Droit d’asile inique

Au-delà des violations des droits humains de Frontex, l’accueil des réfugiés ukrainiens est également l’occasion de montrer les failles d’un droit d’asile inéquitable, alors que des milliers de personnes continuent de mourir sur les routes terrestres et maritimes de l’exil et prennent des voies toujours plus risquées afin d’éviter d’être refoulées. «Je suis très mal à l’aise vis-à-vis des requérants d’asile ne venant pas d’Ukraine et qui nous disent ne pas comprendre cette différence de traitement», ajoute Graziella de Coulon, saluant bien sûr l’élan de solidarité en faveur des Ukrainiens. Même écho du côté d’Ada Marra, qui évoque des pistes: «Cette crise a le mérite de montrer ce qu’il est possible de faire. A la lumière du permis S par exemple, il est indispensable politiquement de revoir le permis F, cette admission provisoire facteur de précarisation. Aujourd’hui, le droit d’asile n’est vu que sous l’angle sécuritaire et n’est constitué que d’exceptions. Il n’y a plus de politique globale. Les droits fondamentaux, la droite s’en fout!» Pour la socialiste, la précarisation des migrants les plus pauvres dépasse le domaine de l’asile: «Les sans-papiers ne sont pas des immigrés illégaux, mais des travailleurs sans droit. C’est une hypocrisie sans nom. Un travail, un permis! C’est aussi simple que ça.»

Témoignages

«La Suisse peut faire beaucoup mieux»

Il y a une quinzaine d’années, Gouled quittait sa terre natale, la Somalie, pays en proie à une guerre sans fin. Comme tant d’autres de ses compatriotes, il a traversé le désert, la Libye et la Méditerranée jusqu’à Lampedusa, avant d’arriver en Suisse.
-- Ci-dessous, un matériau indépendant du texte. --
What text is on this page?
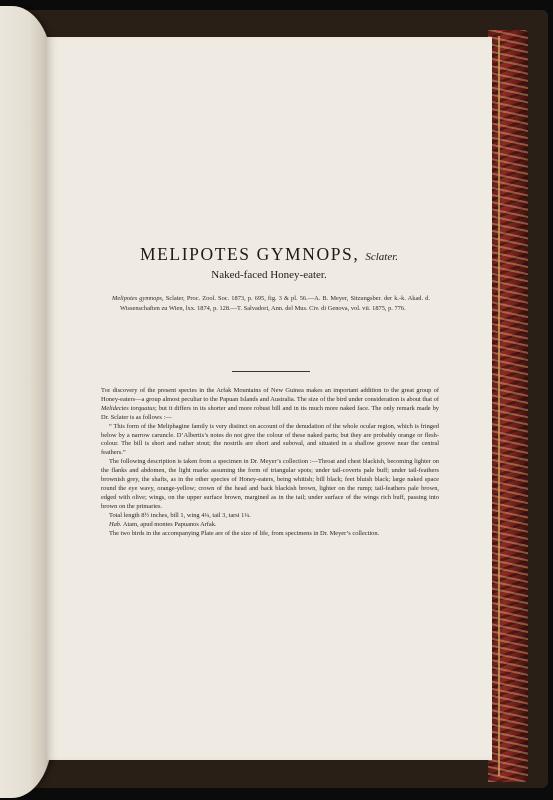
MELIPOTES GYMNOPS, Sclater.
Naked-faced Honey-eater.
Melipotes gymnops, Sclater, Proc. Zool. Soc. 1873, p. 695, fig. 3 & pl. 56.—A. B. Meyer, Sitzungsber. der k.-k. Akad. d. Wissenschaften zu Wien, lxx. 1874, p. 128.—T. Salvadori, Ann. del Mus. Civ. di Genova, vol. vii. 1875, p. 776.

The discovery of the present species in the Arfak Mountains of New Guinea makes an important addition to the great group of Honey-eaters—a group almost peculiar to the Papuan Islands and Australia. The size of the bird under consideration is about that of Melidectes torquatus; but it differs in its shorter and more robust bill and in its much more naked face. The only remark made by Dr. Sclater is as follows :—

“ This form of the Meliphagine family is very distinct on account of the denudation of the whole ocular region, which is fringed below by a narrow caruncle. D’Albertis’s notes do not give the colour of these naked parts; but they are probably orange or flesh-colour. The bill is short and rather stout; the nostrils are short and suboval, and situated in a shallow groove near the central feathers.”

The following description is taken from a specimen in Dr. Meyer’s collection :—Throat and chest blackish, becoming lighter on the flanks and abdomen, the light marks assuming the form of triangular spots; under tail-coverts pale buff; under tail-feathers brownish grey, the shafts, as in the other species of Honey-eaters, being whitish; bill black; feet bluish black; large naked space round the eye wavy, orange-yellow; crown of the head and back blackish brown, lighter on the rump; tail-feathers pale brown, edged with olive; wings, on the upper surface brown, margined as in the tail; under surface of the wings rich buff, passing into brown on the primaries.

Total length 8½ inches, bill 1, wing 4¼, tail 3, tarsi 1¼.

Hab. Atam, apud montes Papuanos Arfak.

The two birds in the accompanying Plate are of the size of life, from specimens in Dr. Meyer’s collection.
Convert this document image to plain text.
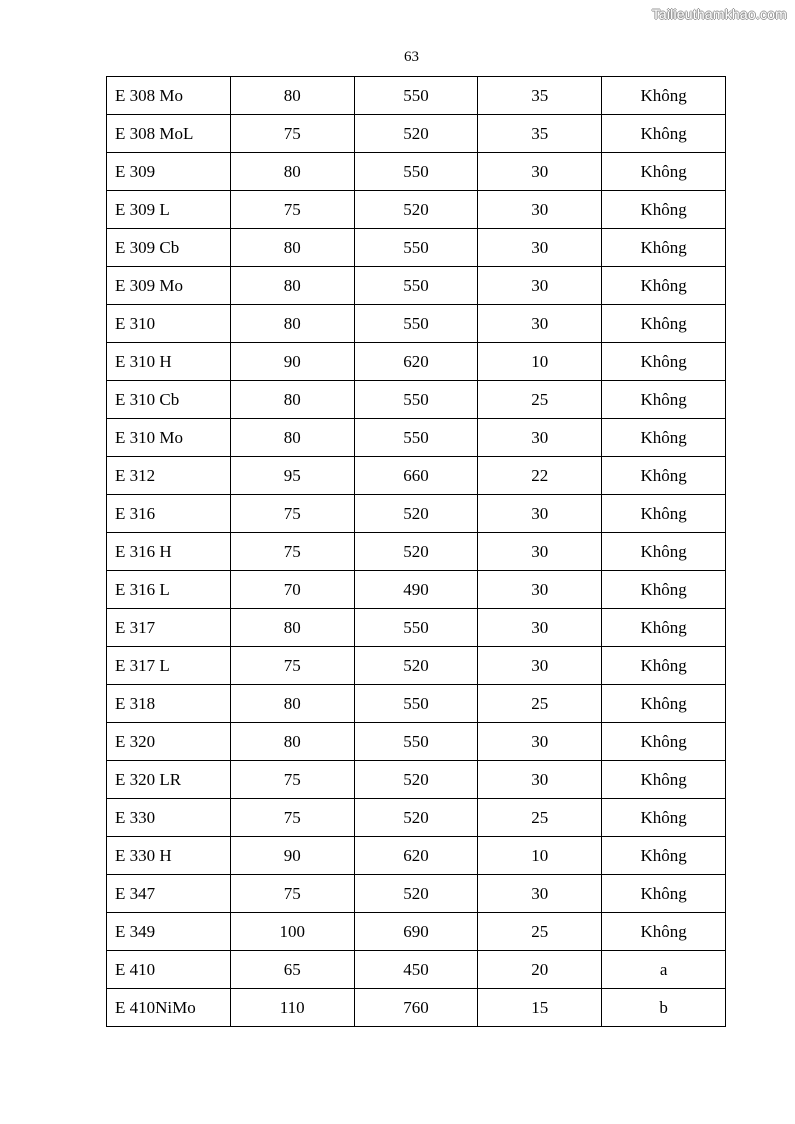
Tailieuthamkhao.com
63
E 308 Mo	80	550	35	Không
E 308 MoL	75	520	35	Không
E 309	80	550	30	Không
E 309 L	75	520	30	Không
E 309 Cb	80	550	30	Không
E 309 Mo	80	550	30	Không
E 310	80	550	30	Không
E 310 H	90	620	10	Không
E 310 Cb	80	550	25	Không
E 310 Mo	80	550	30	Không
E 312	95	660	22	Không
E 316	75	520	30	Không
E 316 H	75	520	30	Không
E 316 L	70	490	30	Không
E 317	80	550	30	Không
E 317 L	75	520	30	Không
E 318	80	550	25	Không
E 320	80	550	30	Không
E 320 LR	75	520	30	Không
E 330	75	520	25	Không
E 330 H	90	620	10	Không
E 347	75	520	30	Không
E 349	100	690	25	Không
E 410	65	450	20	a
E 410NiMo	110	760	15	b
Malgré la dureté et les risques mortels de cette route migratoire, il n’hésiterait pas à la refaire. «Quand on est en proie à la guerre, aux insécurités, aux camps de réfugiés pleins dans les pays voisins, parfois bombardés, sans aucune perspective d’avenir, on n’a pas d’autre choix que de partir.» Aujourd’hui interprète communautaire, le polyglotte connaît les épopées tragiques de nombreuses autres personnes. «Tous essaient de survivre, de sauver leur vie, leur famille. C’est une très petite minorité qui arrive jusqu’ici. La plupart reste sur place ou dans les pays voisins. Empêcher les gens de venir en Europe n’est pas une solution. On peut investir dans les pays d’origine, mais payer des policiers pour bloquer les frontières, cela n’a pas de sens. Toute personne a le droit d’être protégée.» Et d’évoquer celles qui meurent à la suite de refoulements illégaux aux frontières européennes, notamment entre la Grèce et la Turquie. «Des migrants racontent comment ils ont été maltraités par des policiers, même dans des pays qui ont eux-mêmes subis la guerre. Comment peuvent-ils empêcher d’autres gens de trouver refuge? En général, en tant que migrant on ne sait pas si c’est Frontex, des gardes-frontières, la police…» Il rappelle aussi à quel point le parcours d’un requérant d’asile est semé d’embûches même ici en Suisse. «On lui rend la vie très très difficile, comme si le système était contre lui. Par exemple, en l’attribuant au canton de Schaffhouse, alors qu’il a de la famille à Genève qui pourrait le soutenir et l’aider à trouver un travail. Ce serait un atout pour la personne, et pour la société. La Suisse peut faire beaucoup mieux, et l’accueil des Ukrainiens le prouve. C’est possible d’avoir une politique migratoire plus humaine!»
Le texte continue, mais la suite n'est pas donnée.